Indeed, amid this week's excitement, traders, brokerage directors, analysts, and market historians were all eager to identify the “psychological barrier” that had been broken. However, it may take more time to confidently call this the beginning of a new era of domestically-led investment.
The general reluctance of Japanese households to actively invest in their country's stock market has been a hot topic of debate for many years. Many explanations are plausible, but the simplest is the dampening effect of that high-profile Nikkei 225 chart, which shows Japanese stocks falling in value over a 34-year time frame.
Despite significant efforts to convince them that the risks and rewards are now more than acceptable, household investment disengagement persists to a significant extent. The Tokyo Stock Exchange has embarked on an initiative to increase corporate transparency and focus more on improving corporate value. Securities companies are heavily marketing tax-sheltered Japanese personal savings accounts, and the government has made it possible for individuals to invest more capital starting in early 2024. And for most of the past decade, the Bank of Japan has periodically entered Japan's stock market to buy stocks. If stock prices drop significantly in the morning, I will invest in TOPIX and Nikkei ETFs in the afternoon.

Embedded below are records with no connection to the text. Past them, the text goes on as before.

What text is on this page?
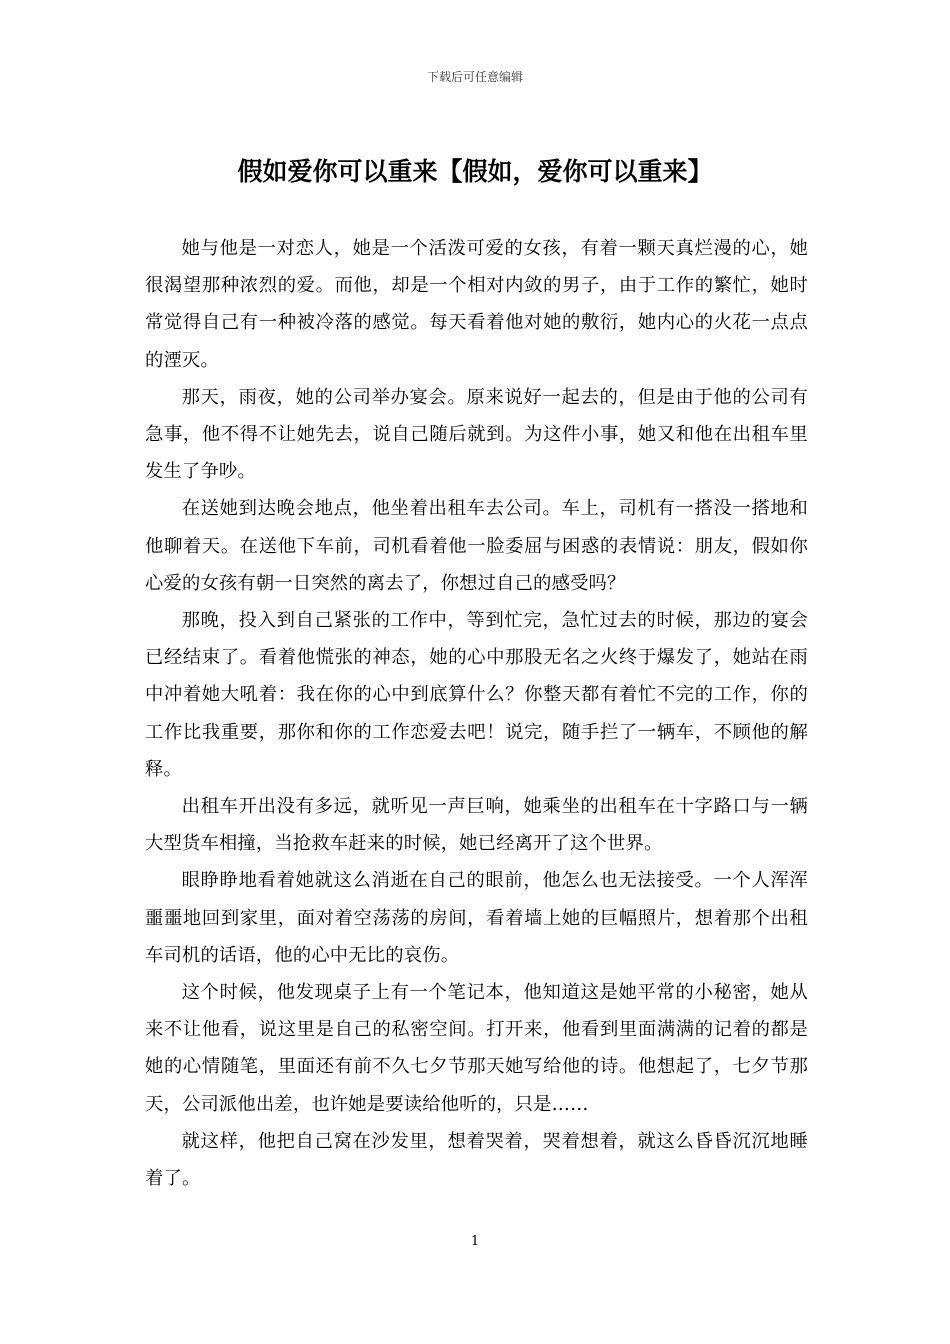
下载后可任意编辑
假如爱你可以重来【假如，爱你可以重来】

她与他是一对恋人，她是一个活泼可爱的女孩，有着一颗天真烂漫的心，她很渴望那种浓烈的爱。而他，却是一个相对内敛的男子，由于工作的繁忙，她时常觉得自己有一种被冷落的感觉。每天看着他对她的敷衍，她内心的火花一点点的湮灭。

那天，雨夜，她的公司举办宴会。原来说好一起去的，但是由于他的公司有急事，他不得不让她先去，说自己随后就到。为这件小事，她又和他在出租车里发生了争吵。

在送她到达晚会地点，他坐着出租车去公司。车上，司机有一搭没一搭地和他聊着天。在送他下车前，司机看着他一脸委屈与困惑的表情说：朋友，假如你心爱的女孩有朝一日突然的离去了，你想过自己的感受吗？

那晚，投入到自己紧张的工作中，等到忙完，急忙过去的时候，那边的宴会已经结束了。看着他慌张的神态，她的心中那股无名之火终于爆发了，她站在雨中冲着她大吼着：我在你的心中到底算什么？你整天都有着忙不完的工作，你的工作比我重要，那你和你的工作恋爱去吧！说完，随手拦了一辆车，不顾他的解释。

出租车开出没有多远，就听见一声巨响，她乘坐的出租车在十字路口与一辆大型货车相撞，当抢救车赶来的时候，她已经离开了这个世界。

眼睁睁地看着她就这么消逝在自己的眼前，他怎么也无法接受。一个人浑浑噩噩地回到家里，面对着空荡荡的房间，看着墙上她的巨幅照片，想着那个出租车司机的话语，他的心中无比的哀伤。

这个时候，他发现桌子上有一个笔记本，他知道这是她平常的小秘密，她从来不让他看，说这里是自己的私密空间。打开来，他看到里面满满的记着的都是她的心情随笔，里面还有前不久七夕节那天她写给他的诗。他想起了，七夕节那天，公司派他出差，也许她是要读给他听的，只是……

就这样，他把自己窝在沙发里，想着哭着，哭着想着，就这么昏昏沉沉地睡着了。

1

On the corporate side, the government has promoted governance reform for companies and stewardship reform for institutional investors. Companies are often becoming leaner, more global, and more profitable. A temporary increase in domestic mergers and acquisitions may be just beginning to create a market for corporate control that has long been absent. Stock buybacks are at record levels. And CEOs are becoming more aware of the need to focus on core operations.
There were also macro factors that theoretically pushed Japanese household assets into Japanese stocks. A weaker yen will contribute to the profits of many Japanese companies. China is now a far less easy destination for global funds, and interest in Japanese stocks is growing.
The return of sustained inflation to Japan for the first time in decades has already proven crucial. Companies appear poised to raise wages in a way that could reheat tepid consumer confidence. And in theory, rising prices should encourage Japan's growing population of retirees to seek the easily available yields on domestic stocks.
Of course, foreign investors are strongly attracted to this large confluence of factors. Foreign investors poured a net $43 billion into Japanese stocks in 2023 and were eager buyers in the first few months of 2024. On the other hand, Japanese individuals have not yet embarked on this investment. feed.
Official data on utilization of the newly expanded NISA program from January to March won't be available until May, but two trends are already clear. Net inflows into equity funds amounted to $9.3 billion in January, the majority of which is believed to have come from NISA. Since then, brokers say the overwhelming amount of money (some estimates as high as 90%) has gone to funds that track global stock markets, particularly the U.S. S&P 500 index.
In other words, Japanese households are keeping an eye on their favorite Nikkei Stock Average heading for a peak and still deciding that the long-term shape of the US benchmark is the right one to bet on. However, ironically, the rise in US stocks will push up the Japanese market. This contradiction may provide the incentive that sooner or later Japanese individuals need to start trusting the tailwinds behind their market. In the long term, they will be looking for reassurance that Japanese stocks have indeed emerged from the post-bubble era.